The tiny trigger in this bitter battle between former partners was – oddly, but as it turned out appropriately – a court ruling that consigned two wrestling champions charged with extortion to pre-trial detention. After the court’s decision on 30 June, disgruntled relatives and friends of the detainees rampaged through the courtroom, which was in the same building as Georgia’s Supreme Court. An angry mob then blocked traffic on Tbilisi’s main street, Rustaveli Avenue. The capital’s transport police struggled to restore traffic and the riot police were called in as the crowd ran amok. Dozens were briefly hauled away by the police, but around ten were taken into custody. No one was seriously injured (all accept that point), though some felt the force of the riot police’s batons.

[...]

This unpleasant but isolated incident has sent shockwaves through Georgian politics. All major TV stations broadcast the events live and most gave the floor to the opposition, seizing on the “excessive use of force” as an opportunity to attack the government. “A crime against humanity” was the evaluation of the incident by an opposition Republican Party leader Levan Berdzenishvili. Others even compared that the events to the bloodshed of 9 April 1989 when Soviet troops disbanded the peaceful pro-independence rally – an extreme comparison since 20 protestors, mostly women, were killed that day.

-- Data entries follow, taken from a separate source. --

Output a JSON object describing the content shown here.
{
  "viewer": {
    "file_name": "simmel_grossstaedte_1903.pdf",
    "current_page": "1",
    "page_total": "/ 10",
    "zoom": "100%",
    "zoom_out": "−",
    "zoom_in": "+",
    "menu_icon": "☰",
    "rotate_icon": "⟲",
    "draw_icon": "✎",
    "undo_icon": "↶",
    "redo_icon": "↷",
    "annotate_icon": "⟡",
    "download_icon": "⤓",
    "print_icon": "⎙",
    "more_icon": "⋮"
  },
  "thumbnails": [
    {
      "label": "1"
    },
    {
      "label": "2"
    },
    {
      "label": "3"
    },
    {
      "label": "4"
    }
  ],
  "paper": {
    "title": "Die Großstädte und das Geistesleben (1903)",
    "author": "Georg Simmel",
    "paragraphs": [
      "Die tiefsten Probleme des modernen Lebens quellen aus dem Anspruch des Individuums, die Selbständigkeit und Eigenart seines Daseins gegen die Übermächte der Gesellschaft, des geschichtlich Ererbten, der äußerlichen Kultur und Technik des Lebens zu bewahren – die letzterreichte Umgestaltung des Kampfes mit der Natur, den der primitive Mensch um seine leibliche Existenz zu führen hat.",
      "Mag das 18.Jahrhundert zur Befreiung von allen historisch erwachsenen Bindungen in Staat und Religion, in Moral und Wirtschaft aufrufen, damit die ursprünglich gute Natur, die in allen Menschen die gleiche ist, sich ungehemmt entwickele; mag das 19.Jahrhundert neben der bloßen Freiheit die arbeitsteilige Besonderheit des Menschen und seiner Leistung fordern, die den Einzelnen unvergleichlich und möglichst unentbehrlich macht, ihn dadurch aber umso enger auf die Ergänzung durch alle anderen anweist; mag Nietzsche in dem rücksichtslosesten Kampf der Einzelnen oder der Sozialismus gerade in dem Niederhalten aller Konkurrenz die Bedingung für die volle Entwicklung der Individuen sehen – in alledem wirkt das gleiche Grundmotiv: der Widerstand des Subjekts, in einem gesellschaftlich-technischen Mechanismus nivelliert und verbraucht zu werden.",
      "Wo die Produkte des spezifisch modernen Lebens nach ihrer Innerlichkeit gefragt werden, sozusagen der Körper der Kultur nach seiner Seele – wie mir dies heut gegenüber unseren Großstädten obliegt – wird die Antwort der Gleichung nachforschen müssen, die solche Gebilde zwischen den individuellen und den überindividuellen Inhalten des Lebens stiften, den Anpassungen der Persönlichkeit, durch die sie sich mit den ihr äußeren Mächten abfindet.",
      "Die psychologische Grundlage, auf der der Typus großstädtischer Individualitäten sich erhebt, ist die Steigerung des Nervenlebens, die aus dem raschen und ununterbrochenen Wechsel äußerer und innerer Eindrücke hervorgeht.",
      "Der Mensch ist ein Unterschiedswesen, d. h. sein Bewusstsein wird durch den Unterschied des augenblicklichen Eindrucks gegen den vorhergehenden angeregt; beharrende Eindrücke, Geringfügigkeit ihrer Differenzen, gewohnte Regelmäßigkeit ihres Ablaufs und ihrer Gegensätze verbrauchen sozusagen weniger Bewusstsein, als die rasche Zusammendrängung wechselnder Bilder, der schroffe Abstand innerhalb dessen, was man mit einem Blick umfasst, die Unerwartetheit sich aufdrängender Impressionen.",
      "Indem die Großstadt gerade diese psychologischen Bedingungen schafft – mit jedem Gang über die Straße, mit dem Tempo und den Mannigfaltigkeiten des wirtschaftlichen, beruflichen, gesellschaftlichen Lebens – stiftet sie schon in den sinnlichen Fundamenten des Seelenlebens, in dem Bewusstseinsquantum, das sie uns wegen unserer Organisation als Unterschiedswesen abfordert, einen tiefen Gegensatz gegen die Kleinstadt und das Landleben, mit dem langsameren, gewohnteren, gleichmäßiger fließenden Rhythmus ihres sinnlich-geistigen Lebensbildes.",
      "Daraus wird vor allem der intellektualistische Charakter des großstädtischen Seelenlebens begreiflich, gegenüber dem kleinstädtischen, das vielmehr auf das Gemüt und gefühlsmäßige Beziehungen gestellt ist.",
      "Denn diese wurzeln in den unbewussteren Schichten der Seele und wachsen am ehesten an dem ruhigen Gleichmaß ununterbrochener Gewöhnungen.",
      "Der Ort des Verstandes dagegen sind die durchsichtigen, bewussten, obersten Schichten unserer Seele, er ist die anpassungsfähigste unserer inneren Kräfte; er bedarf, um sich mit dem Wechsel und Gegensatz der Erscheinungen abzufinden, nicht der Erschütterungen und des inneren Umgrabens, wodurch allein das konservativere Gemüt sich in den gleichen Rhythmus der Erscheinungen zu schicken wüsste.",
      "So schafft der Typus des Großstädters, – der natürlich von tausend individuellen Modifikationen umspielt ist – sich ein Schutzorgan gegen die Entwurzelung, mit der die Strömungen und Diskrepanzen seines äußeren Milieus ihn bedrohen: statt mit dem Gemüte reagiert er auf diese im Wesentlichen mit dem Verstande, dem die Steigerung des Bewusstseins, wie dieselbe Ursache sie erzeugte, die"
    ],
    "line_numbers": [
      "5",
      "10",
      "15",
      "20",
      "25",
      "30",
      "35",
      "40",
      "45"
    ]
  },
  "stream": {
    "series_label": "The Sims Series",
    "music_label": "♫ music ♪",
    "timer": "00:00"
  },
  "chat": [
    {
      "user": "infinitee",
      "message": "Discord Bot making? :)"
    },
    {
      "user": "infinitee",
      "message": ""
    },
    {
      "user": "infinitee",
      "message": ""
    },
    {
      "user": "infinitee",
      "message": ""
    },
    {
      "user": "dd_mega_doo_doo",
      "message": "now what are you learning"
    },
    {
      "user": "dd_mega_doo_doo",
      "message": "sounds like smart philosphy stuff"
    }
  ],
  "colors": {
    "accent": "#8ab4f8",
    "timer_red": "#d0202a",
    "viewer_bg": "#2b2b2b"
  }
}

So everyone expected the rough and tumble on the streets to produce heated words on the floor of parliament the next day. What Georgians got, though, was even wilder than even the wildest expectations: a spontaneous, free-wheeling fist-fight that left MPs with cuts and bruises. The chief sparring partners were the former partners-in-revolution, the ruling National Movement party and the Republicans. In their more restrained moments, former friends and comrades from the revolution hurled insults at each other, the opposition accusing the ruling party of authoritarianism and the ruling party accusing the opposition of backing criminals.

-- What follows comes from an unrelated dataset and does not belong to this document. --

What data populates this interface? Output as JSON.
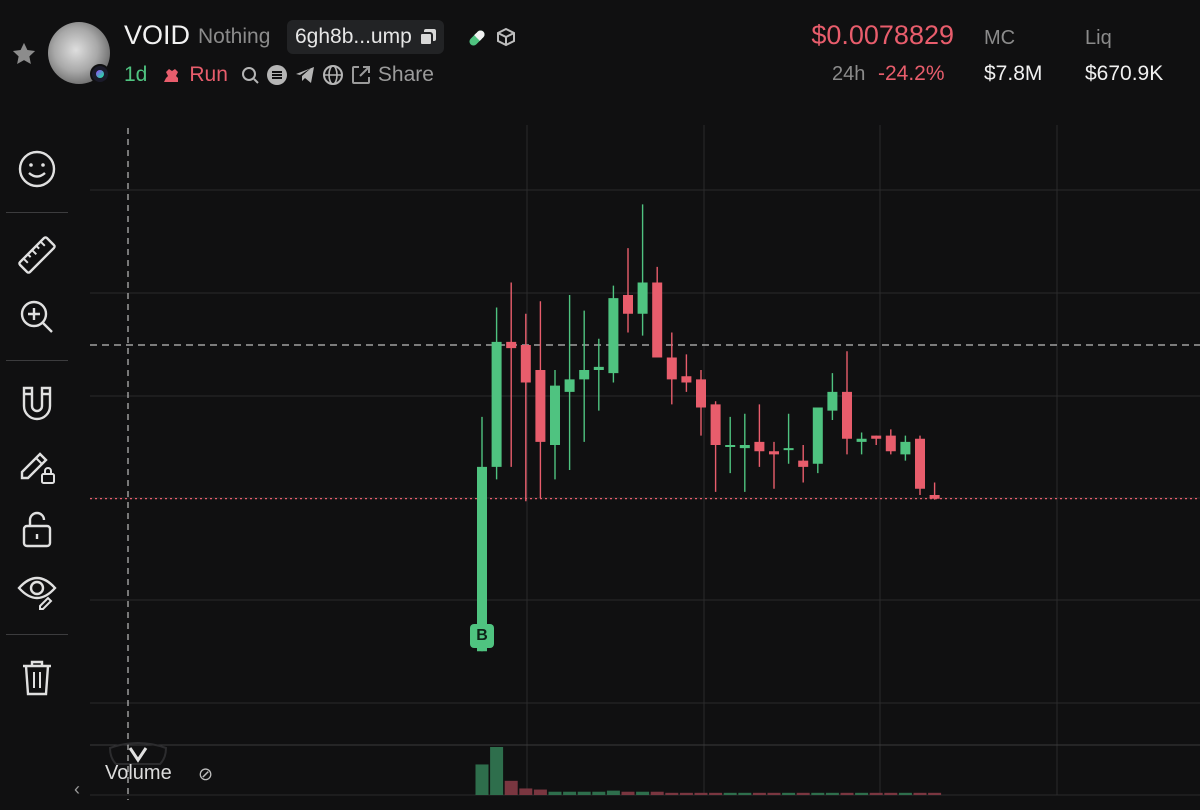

Anyway, part of the problem as highlighted by this article posted on Civil.ge (although originally published by Transitions Online) is that the "Rose Revolution" that brought the young Saakashvili to power did so in a disproportionate way. Elected by 90 percent of the vote, another necessary ingredient for a democratic society was forgotten -- an effective opposition. Moreover, when many of Georgia's Shevardnadze-era activists migrated into Saakashvili's government, the country's greatest asset -- a vibrant civil society -- was also inadvertently destroyed.
Such a concentration of power has both frustrated the opposition and ensured that much of Georgia’s politics is conducted within the government. Eventually, inner-circle disagreements in the National Movement prompted two factions – the Republicans and the Conservatives – to leave the coalition. More fissures snake through the National Movement, with several leaders competing for influence.

[...]

The signs that undivided power and arrogance could prove a problem came swiftly, prompting civil-society leaders to meet Saakashvili in early 2004 to warn him that the disregard shown to the opposition would harm Georgian democracy. “It is time to end the revolution and revert to [steadier] governance” they stated in a joint declaration.
I hope that this lesson is learned by other pro-democracy movements if the new wave of freedom sweeping over the former Soviet space continues. In a sense, this feeds into Christopher Walker's op-ed written for Eurasianet that I posted yesterday. Democracy doesn't just start and end with "revolutions." The process, as in the West, has to continue for some time after so that positive trends are irreversible. A harder task, of course, is going to be to change deep-set mentalities in Armenian, Azerbaijani and Georgian society. Unfortunately, however, that's going to take generations.